Eppure almeno un punto di alto valore simbolico (contenuto peraltro anche nel “contro-elenco” del Cavaliere) poteva essere sviluppato, reso comprensibile e verificabile. Quello sui costi della politica, rimborsi elettorali, emolumenti. Ma si correva il rischio di aprire una dialettica interna con l'area-Renzi. Cosicché i senatori renziani hanno preso la palla al balzo e presentato un disegno di legge con tanto di copyright.

 

Trasferiamoci di nuovo sullo scenario romano.
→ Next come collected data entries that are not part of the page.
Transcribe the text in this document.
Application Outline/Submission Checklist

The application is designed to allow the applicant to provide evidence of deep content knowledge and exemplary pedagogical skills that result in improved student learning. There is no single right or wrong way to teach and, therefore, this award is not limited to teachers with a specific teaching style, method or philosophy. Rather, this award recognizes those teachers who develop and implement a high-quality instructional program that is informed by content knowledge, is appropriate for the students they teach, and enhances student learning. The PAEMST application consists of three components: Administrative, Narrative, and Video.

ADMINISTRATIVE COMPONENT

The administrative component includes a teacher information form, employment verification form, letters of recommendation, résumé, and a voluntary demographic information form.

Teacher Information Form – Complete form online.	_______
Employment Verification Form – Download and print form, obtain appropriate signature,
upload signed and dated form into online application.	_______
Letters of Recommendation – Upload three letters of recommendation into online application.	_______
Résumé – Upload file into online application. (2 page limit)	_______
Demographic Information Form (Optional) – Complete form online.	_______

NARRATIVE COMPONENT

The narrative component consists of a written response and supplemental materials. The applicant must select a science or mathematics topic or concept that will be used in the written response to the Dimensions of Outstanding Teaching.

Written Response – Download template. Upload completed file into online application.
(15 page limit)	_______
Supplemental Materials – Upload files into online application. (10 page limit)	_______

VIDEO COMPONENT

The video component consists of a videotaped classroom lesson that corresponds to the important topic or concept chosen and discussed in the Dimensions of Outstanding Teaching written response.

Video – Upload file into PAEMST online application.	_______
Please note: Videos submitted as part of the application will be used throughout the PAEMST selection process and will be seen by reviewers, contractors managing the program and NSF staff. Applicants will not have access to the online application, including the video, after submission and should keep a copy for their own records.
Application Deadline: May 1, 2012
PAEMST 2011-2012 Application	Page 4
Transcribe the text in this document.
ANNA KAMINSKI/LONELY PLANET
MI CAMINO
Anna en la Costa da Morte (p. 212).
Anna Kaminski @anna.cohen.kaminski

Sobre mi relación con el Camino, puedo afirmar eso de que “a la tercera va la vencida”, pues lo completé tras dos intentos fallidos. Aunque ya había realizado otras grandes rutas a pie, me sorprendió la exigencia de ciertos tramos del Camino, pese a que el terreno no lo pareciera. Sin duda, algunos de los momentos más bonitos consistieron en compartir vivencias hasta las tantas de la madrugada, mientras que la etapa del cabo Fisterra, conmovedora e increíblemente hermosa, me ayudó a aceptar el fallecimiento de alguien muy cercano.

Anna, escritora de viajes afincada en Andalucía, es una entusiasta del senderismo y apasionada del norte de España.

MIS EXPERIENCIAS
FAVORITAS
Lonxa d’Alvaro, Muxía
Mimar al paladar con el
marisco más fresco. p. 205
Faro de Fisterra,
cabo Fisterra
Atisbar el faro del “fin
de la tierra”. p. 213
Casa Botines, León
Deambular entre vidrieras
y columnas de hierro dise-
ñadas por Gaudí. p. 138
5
Parliamo di una città che il centro-destra ha abbandonato a se stessa. Di una città che ha subito i danni di una gestione che ha riprodotto, su scala capitolina, il modello di commistione tra politica e affari che ha contrassegnato, al di là di qualunque programma o proclama, la politica del centrodestra dal più piccolo comunello al governo nazionale. Una città che è retrocessa al penultimo posto, prima di Atene, come indice di attrattività per l'insediamento delle maggiori imprese tra tutte le capitali. Che non è in grado di trarre valore da un patrimonio che non ha uguali al mondo, superata come afflusso turistico da Berlino (per tacere delle metropoli, inarrivabili, poste al top, come Parigi o New York). Che ha visto diminuire la popolazione a vantaggio dell'hinterland mentre la cementificazione selvaggia non solo non diminuiva in proporzione ma continuava a ritmi perfino accelerati. Parliamo anche di una città che il centro-destra ha conquistato dopo un lungo predominio del centro-sinistra, che aveva raggiunto vertici di consenso mai visti prima. Un bilancio, anche autocritico, sarebbe stato necessario.

 

Ebbene: idee guida per il futuro? un modello di città? priorità selezionate, enunciate con chiarezza, esigibili? Ad essere onesti, anche se non è mancato uno sforzo propositivo da parte dei candidati, nessuno dei documenti programmatici aveva questo respiro. Il vincitore aveva puntato sulla trasparenza, promessa, e sulla partecipazione, invocata. Non sono mancati spunti, scenari e, immancabilmente, obiettivi da raggiungere: più asili, meno auto; più ICT, meno burocrazia; più case per i giovani, meno nuove costruzioni. “La città che vorremmo” è già un bel racconto. Come realizzarla è però la domanda a cui gli elettori chiederebbero una risposta.

 

C'è dunque una parentela abbastanza stretta tra le questioni che si pongono su scala nazionale e quelle su cui dovrà misurarsi il centrosinistra per vincere il confronto elettorale a Roma. C'è una domanda di chiarezza, di concretezza, di affidabilità, a cui il centrosinistra continua a sottrarsi. I votanti alle primarie hanno scelto, più che tra programmi, tra candidati. Nell'incertezza, mancando riferimenti chiari in termini di impegni concreti, hanno scelto sulla fiducia, su quello che ci si può aspettare dalla persona. Potrebbe bastare, potrebbe avvenire lo stesso quando sarà l'intero corpo elettorale a scegliere. Non sembra però che gli elettori abbiano apprezzato granché messaggi del genere “io speriamo che me la cavo”. Il momento richiede coraggio, è questo che, soprattutto, si richiede da Ignazio Marino. In bocca al lupo.